Pathways Arts has undertaken a series of art shows incorporating artist talks this year. Currently, the organization is featuring the work of painters Walker Roman and Kristin Texeira, two artists with very different styles. Texeira creates bold, colorful images featuring solid-colored geometric figures and linear elements. An accomplished painter and muralist, she describes her output as “memory maps — abstractions full of symbols and colors that tell of a particular place and time.”
Roman, on the other hand, takes a much more subtle, less distinct approach in his work. He switches back and forth between realism and abstraction, noting that people who are familiar with his work in one style are often surprised to see that there is a very different side to his creative process. Both styles are included in the current show.
“I’ve always thought of the relationship between the two [abstraction and realism] as a continuum,” says Roman. “The presence of one doesn’t have to doesn’t have to negate the other. The abstract work becomes more interesting when it evokes something that does exist.”

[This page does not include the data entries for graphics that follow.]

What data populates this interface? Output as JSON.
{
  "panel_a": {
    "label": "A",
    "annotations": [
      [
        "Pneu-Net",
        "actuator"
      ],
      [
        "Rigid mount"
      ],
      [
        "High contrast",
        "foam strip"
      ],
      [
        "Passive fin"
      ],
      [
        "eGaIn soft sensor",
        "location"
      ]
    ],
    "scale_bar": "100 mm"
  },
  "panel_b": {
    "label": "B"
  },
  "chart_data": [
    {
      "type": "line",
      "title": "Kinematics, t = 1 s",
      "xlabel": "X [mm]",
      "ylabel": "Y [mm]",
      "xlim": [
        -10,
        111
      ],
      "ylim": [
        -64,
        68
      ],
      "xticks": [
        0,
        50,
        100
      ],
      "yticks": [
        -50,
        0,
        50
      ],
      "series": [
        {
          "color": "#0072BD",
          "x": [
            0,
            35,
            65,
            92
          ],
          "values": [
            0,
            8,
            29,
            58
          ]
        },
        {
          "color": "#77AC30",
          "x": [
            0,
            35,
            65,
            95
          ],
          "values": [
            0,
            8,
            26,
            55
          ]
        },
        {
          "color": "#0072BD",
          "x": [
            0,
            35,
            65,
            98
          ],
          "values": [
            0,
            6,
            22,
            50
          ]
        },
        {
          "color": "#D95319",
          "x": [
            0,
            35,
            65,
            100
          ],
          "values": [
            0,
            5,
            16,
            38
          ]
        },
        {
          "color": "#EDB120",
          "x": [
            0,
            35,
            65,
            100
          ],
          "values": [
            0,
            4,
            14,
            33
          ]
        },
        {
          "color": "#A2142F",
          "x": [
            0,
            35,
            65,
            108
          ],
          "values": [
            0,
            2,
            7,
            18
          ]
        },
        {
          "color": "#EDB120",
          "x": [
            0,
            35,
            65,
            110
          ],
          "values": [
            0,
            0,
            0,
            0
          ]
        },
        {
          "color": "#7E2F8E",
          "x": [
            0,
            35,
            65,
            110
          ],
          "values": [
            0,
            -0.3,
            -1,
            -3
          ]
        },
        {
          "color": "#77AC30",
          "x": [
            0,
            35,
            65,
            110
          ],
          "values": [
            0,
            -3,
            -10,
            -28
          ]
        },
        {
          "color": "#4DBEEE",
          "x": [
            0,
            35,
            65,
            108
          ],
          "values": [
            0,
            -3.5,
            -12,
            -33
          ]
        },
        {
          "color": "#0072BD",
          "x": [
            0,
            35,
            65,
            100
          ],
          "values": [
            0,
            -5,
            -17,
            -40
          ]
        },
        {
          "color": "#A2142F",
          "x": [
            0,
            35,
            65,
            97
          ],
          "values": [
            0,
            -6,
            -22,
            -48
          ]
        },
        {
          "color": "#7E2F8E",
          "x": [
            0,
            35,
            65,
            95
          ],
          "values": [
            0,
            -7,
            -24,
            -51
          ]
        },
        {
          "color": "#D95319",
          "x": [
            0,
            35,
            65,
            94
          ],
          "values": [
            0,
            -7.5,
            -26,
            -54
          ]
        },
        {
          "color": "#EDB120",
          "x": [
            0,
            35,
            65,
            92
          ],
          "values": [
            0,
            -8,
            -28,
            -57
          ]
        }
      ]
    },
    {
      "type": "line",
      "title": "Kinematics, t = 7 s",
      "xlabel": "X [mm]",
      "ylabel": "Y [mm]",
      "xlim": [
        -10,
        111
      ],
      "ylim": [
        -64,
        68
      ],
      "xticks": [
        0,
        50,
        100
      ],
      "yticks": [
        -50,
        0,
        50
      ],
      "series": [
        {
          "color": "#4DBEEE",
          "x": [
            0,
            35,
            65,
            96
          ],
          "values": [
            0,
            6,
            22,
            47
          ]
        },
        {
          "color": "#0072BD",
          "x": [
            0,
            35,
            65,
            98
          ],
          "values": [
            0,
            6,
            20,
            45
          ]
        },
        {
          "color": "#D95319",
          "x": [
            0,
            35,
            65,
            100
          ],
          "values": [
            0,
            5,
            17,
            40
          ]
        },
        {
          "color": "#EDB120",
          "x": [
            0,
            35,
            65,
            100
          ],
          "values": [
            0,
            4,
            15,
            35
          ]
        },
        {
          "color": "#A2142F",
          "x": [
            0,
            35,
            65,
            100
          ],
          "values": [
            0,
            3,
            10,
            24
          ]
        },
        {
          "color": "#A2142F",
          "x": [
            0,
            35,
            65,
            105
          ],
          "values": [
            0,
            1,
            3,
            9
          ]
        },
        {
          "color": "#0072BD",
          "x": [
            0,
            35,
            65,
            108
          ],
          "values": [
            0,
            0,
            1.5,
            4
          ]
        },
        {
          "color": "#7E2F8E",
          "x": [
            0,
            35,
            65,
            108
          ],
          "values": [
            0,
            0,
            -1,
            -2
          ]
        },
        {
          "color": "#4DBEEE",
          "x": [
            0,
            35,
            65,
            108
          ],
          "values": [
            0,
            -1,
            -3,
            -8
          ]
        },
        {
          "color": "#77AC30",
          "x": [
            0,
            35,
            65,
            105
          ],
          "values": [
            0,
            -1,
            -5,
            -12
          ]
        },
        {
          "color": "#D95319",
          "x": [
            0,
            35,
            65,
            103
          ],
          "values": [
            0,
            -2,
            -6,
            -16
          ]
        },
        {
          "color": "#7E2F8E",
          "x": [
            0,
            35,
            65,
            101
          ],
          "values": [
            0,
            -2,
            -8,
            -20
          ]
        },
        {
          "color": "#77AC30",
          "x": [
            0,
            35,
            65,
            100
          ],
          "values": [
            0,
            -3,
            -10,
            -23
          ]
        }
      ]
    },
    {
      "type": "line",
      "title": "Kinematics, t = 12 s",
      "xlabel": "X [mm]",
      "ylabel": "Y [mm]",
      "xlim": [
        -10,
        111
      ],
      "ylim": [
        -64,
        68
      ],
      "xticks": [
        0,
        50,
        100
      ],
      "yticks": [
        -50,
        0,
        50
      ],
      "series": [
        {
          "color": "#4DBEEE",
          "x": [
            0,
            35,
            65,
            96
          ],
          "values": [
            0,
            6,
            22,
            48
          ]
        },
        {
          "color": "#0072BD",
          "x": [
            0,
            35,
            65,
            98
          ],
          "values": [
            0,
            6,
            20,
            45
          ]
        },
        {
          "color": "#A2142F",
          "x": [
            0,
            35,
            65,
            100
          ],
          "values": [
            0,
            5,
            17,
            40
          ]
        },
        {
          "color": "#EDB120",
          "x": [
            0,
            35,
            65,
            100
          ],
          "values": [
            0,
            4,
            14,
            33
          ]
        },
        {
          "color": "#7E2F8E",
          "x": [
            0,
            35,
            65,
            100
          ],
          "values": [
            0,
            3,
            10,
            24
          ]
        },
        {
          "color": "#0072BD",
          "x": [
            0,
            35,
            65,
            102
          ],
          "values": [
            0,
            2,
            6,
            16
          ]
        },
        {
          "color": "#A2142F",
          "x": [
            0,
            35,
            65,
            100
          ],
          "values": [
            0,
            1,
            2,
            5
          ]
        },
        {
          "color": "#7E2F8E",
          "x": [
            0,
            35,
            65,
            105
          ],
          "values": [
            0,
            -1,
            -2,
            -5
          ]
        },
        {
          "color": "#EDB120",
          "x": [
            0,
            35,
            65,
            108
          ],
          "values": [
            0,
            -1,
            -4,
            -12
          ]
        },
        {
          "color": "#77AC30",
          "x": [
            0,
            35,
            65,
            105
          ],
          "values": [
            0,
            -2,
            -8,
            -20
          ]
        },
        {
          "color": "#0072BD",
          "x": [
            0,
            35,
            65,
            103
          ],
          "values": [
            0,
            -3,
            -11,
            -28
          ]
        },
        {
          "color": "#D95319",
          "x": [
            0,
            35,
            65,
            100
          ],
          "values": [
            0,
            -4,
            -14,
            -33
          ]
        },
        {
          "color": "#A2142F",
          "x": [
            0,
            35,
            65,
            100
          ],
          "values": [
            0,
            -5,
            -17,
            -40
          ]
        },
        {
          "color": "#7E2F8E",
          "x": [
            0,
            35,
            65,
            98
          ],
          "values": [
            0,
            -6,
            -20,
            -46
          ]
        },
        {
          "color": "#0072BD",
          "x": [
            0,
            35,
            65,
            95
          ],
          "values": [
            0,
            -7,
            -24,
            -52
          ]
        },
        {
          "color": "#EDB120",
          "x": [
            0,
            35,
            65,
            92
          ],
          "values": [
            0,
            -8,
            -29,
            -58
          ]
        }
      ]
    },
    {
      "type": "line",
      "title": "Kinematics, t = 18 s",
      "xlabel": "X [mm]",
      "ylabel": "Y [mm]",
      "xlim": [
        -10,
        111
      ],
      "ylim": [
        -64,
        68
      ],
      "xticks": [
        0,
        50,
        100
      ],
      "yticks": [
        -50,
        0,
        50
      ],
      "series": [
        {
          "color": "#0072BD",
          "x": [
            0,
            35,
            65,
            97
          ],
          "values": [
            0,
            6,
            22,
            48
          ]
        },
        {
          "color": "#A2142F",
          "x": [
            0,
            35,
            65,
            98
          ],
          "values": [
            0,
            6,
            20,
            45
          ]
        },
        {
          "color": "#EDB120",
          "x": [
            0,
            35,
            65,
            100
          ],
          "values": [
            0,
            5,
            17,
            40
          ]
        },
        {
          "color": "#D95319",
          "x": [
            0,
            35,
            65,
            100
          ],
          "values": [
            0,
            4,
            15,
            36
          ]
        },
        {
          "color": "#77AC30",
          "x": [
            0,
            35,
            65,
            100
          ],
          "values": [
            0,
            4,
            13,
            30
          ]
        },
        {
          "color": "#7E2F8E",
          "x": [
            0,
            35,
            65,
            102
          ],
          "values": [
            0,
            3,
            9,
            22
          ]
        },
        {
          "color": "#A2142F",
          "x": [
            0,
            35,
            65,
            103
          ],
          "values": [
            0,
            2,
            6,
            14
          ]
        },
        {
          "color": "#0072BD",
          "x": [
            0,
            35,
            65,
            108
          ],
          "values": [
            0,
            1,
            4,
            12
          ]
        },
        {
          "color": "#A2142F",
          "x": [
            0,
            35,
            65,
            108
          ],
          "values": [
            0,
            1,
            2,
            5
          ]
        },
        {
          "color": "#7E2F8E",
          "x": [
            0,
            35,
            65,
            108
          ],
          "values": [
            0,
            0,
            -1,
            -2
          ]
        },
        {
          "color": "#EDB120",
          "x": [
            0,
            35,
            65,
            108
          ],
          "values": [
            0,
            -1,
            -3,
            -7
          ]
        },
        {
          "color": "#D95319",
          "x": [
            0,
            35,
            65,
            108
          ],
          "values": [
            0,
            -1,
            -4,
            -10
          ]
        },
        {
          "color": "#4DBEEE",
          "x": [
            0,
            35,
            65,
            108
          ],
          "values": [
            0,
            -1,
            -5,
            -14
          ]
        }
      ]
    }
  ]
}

In his artist’s statement for the Pathways show, Roman writes, “I feel painting is most successful when they bleed into one another, when a familiar subject gains a sense of mystery by selectively removing details, or a gestural abstraction begins to remind us of something we’ve seen before.”
By viewing Roman’s two styles side by side, one can get an idea of what he’s talking about. On close inspection of realist landscapes like “Dune Walker” or “Great Pond Study,” you can see that the artist intentionally pared down details to create an image that is readily identifiable yet minimalist to some extent.
His abstract work most certainly evokes landscapes — stormy oceans, icebergs, rugged terrain come to mind. However, what one is really looking at is gestural images built up through a combination of oil, resin, and graphite on polypropylene, in various shades of gray, with a touch here and there of pastel peach. When Roman showed this series at the Workshop a few years ago, he wrote of the paintings, “While sharing the minimalist desire for reduction, the work stops short of completely erasing anything recognizable, and instead alludes to familiar surfaces such as wet asphalt and polished concrete, suggesting that such purity of observation is not exclusive to art, but can be accessed anywhere.”
These abstract paintings start to have qualities of realism: They have space, they have atmosphere, they have light — things we would expect to see in a landscape painting.
One could say that the abstracts are actually more dramatic and active than the representational landscapes, featuring simple, static scenes. Yet even within the latter, there is often a sense of mystery or foreboding, a narrative to be discovered. In “Dune Walker” (a play on words?), Roman presents a view of an up-Island beach with the lengthened shadow of a man cast across the sand. The man is the focus of the painting, yet his image is completely obscured in shadow.
“I started painting just the shadows of figures a couple of years ago,” says Roman. “What I really like is the way the shadow implies the presence of a figure outside of an image. The scope of the image expands. The subject itself is both inside and outside of the painting.”
Also included in the exhibit are a couple of colorful abstract paintings — an acrylic and silkscreen print in shades of pinky-red, and an oil painting, mysteriously titled “Cannibal Resource,” that features a swirls of vibrant blue with the color bleeding into an area in the center of the swirl.
With this work, Roman was experimenting with the properties of light. He notes that he was influenced by the old masters in creating this piece. “It reminds me of the way in Dutch portraiture that the light comes from within,” he says. “There’s a sense of light radiating outward. It’s interesting how we can make this intellectual leap from portrait painting to this big blue circle.”
Roman describes himself as a lifelong learner, interested in all branches of science and how things like optics, chemistry, and engineering can play into his work. “I think if there’s any one thing that describes my practice, it’s that I’m a serial student. I always want to learn something new and see how it applies to my practice,” he says.
This is the first time that the artist has had the opportunity to view his work in various styles and from various points in his career displayed as a collection.
“I had never imagined all of this work hanging together,” he says. “A few of them had been in my parents’ attic for 10 years. It’s been kind of clarifying for me to see them all together. I get this glimpse of myself. There’s a lot more cohesion in what I’m doing than I would have thought.”
Pathways hosted an artists talk with Walker Roman and Kristin Texeira on Sunday. You can watch the video of the event, and view the exhibit online, at pathwaysmv.org. The show will hang through April.